L'armée fédérale somalienne a pris le 31 mars le contrôle de Baidoa, principale ville de l'État du Sud-Ouest, dans un nouveau développement de la crise politique qui oppose cette région au pouvoir central de Mogadiscio. Située à environ 245 kilomètres au nord-ouest de la capitale, cette ville stratégique abrite des forces internationales de maintien de la paix ainsi que plusieurs agences humanitaires opérant dans une zone touchée par la sécheresse, les déplacements de populations et l'insécurité.
Selon des habitants, les troupes fédérales se sont rapidement déployées dans plusieurs secteurs de la ville. Un notable local a indiqué que Baidoa était désormais calme, tout en décrivant une cité largement désertée après le départ de nombreux habitants, inquiets d'éventuels affrontements entre les forces nationales et les troupes loyales à l'administration régionale.

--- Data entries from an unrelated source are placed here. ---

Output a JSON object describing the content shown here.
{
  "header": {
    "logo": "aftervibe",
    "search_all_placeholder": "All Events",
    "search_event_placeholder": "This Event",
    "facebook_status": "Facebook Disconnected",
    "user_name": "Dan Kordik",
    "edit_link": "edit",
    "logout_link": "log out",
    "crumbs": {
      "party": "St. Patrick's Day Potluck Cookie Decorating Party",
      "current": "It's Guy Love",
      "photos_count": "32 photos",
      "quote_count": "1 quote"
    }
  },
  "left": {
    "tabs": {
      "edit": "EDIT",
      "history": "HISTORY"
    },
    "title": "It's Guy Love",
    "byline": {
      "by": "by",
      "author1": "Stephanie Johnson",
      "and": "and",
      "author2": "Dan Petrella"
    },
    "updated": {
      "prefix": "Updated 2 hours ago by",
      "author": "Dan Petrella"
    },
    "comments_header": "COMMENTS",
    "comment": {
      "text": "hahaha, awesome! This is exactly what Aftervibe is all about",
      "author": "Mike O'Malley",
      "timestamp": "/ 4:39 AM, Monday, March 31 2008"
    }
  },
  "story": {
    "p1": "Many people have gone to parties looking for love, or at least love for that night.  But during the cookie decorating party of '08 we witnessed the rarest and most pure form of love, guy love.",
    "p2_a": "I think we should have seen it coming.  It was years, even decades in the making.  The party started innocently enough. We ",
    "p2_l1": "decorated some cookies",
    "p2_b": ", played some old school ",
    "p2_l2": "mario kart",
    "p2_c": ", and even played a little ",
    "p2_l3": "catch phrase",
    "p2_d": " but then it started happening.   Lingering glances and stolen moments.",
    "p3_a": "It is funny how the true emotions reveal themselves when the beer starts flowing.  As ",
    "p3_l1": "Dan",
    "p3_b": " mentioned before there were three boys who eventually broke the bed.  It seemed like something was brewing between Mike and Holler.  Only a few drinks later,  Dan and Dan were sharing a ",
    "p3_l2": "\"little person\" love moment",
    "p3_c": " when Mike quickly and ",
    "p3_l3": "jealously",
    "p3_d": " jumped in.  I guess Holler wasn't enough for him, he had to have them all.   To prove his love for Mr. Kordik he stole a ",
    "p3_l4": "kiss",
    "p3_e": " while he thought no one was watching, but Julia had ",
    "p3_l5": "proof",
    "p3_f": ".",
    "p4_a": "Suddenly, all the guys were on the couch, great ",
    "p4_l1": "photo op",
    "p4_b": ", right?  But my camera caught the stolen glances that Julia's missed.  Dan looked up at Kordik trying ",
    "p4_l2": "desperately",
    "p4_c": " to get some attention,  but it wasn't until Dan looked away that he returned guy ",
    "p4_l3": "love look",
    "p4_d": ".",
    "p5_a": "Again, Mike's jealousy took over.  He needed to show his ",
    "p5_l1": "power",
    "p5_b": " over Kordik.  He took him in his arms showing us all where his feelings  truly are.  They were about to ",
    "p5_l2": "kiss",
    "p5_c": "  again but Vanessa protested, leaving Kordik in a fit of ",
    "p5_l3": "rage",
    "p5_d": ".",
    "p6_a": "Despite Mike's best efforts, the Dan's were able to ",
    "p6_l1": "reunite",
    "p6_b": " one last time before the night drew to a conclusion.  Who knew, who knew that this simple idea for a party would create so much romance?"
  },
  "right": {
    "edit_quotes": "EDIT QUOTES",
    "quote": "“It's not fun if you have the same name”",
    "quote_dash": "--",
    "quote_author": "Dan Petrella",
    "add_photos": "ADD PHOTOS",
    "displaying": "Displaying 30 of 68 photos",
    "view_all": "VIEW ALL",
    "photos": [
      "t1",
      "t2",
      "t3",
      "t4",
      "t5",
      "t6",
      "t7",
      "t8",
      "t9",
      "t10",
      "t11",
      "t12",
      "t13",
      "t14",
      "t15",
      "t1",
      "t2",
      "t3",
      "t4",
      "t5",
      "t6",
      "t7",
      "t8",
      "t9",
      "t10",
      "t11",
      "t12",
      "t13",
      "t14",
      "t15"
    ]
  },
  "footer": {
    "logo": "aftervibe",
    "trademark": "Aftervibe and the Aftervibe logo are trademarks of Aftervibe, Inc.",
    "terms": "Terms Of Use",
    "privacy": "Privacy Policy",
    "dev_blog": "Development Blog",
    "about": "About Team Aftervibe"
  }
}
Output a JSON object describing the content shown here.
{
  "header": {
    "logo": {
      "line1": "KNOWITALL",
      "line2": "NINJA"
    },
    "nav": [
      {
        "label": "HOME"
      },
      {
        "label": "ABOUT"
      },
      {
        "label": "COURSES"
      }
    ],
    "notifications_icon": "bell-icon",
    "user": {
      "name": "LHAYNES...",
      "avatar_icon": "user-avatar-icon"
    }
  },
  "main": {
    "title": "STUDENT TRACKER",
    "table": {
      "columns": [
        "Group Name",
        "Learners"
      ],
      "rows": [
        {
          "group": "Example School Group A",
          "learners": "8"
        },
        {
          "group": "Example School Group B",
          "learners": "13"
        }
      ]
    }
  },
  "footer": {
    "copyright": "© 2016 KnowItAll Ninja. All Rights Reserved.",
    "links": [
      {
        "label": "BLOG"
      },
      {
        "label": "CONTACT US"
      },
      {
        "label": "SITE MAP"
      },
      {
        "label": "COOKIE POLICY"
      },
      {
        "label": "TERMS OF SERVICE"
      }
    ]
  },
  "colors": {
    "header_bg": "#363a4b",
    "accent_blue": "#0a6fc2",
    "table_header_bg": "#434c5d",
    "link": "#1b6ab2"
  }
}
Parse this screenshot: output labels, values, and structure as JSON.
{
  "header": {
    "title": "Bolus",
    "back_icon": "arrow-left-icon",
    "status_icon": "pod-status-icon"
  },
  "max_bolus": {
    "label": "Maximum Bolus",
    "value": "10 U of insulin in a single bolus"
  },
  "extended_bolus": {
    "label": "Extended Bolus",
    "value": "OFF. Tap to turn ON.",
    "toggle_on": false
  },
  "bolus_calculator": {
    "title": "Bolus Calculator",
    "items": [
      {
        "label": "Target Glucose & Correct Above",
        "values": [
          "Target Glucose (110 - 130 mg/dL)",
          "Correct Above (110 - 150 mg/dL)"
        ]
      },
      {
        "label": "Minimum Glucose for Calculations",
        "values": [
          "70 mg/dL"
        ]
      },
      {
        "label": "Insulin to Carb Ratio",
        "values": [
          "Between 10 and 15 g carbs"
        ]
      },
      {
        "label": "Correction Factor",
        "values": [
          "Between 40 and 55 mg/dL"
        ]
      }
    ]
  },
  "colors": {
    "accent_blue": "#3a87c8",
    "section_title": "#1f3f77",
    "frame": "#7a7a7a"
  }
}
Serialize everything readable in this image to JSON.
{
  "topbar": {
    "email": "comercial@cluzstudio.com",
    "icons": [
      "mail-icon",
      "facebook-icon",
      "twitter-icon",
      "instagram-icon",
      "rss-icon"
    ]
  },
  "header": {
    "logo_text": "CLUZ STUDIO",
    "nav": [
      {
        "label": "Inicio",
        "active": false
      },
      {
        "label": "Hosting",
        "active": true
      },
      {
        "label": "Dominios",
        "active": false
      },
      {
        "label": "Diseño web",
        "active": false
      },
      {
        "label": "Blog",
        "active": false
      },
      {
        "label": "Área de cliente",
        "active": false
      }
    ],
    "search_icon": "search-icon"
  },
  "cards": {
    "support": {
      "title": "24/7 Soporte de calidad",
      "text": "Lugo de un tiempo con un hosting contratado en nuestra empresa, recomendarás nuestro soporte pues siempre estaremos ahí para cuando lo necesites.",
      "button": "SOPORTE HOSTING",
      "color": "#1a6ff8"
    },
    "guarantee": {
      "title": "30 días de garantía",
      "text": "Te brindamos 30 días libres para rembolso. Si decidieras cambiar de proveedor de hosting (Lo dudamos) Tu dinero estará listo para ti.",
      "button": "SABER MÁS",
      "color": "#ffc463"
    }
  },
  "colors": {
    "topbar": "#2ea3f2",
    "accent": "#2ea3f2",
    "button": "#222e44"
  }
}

Dans la foulée, le président de l'État du Sud-Ouest, Abdiaziz Hassan Mohamed Laftagareen, a annoncé sa démission dans un communiqué publié sur les réseaux sociaux, quelques jours seulement après sa réélection pour un nouveau mandat de cinq ans. Cette décision intervient deux semaines après que son administration a annoncé la suspension de ses relations avec le gouvernement fédéral.
Le différend trouve son origine dans l'opposition de l'administration régionale aux amendements constitutionnels soutenus par le pouvoir central. Le ministère somalien de l'Information a accusé l'ancienne administration du Sud-Ouest d'avoir provoqué une crise politique, affirmant que les forces fédérales avaient été accueillies favorablement à Baidoa.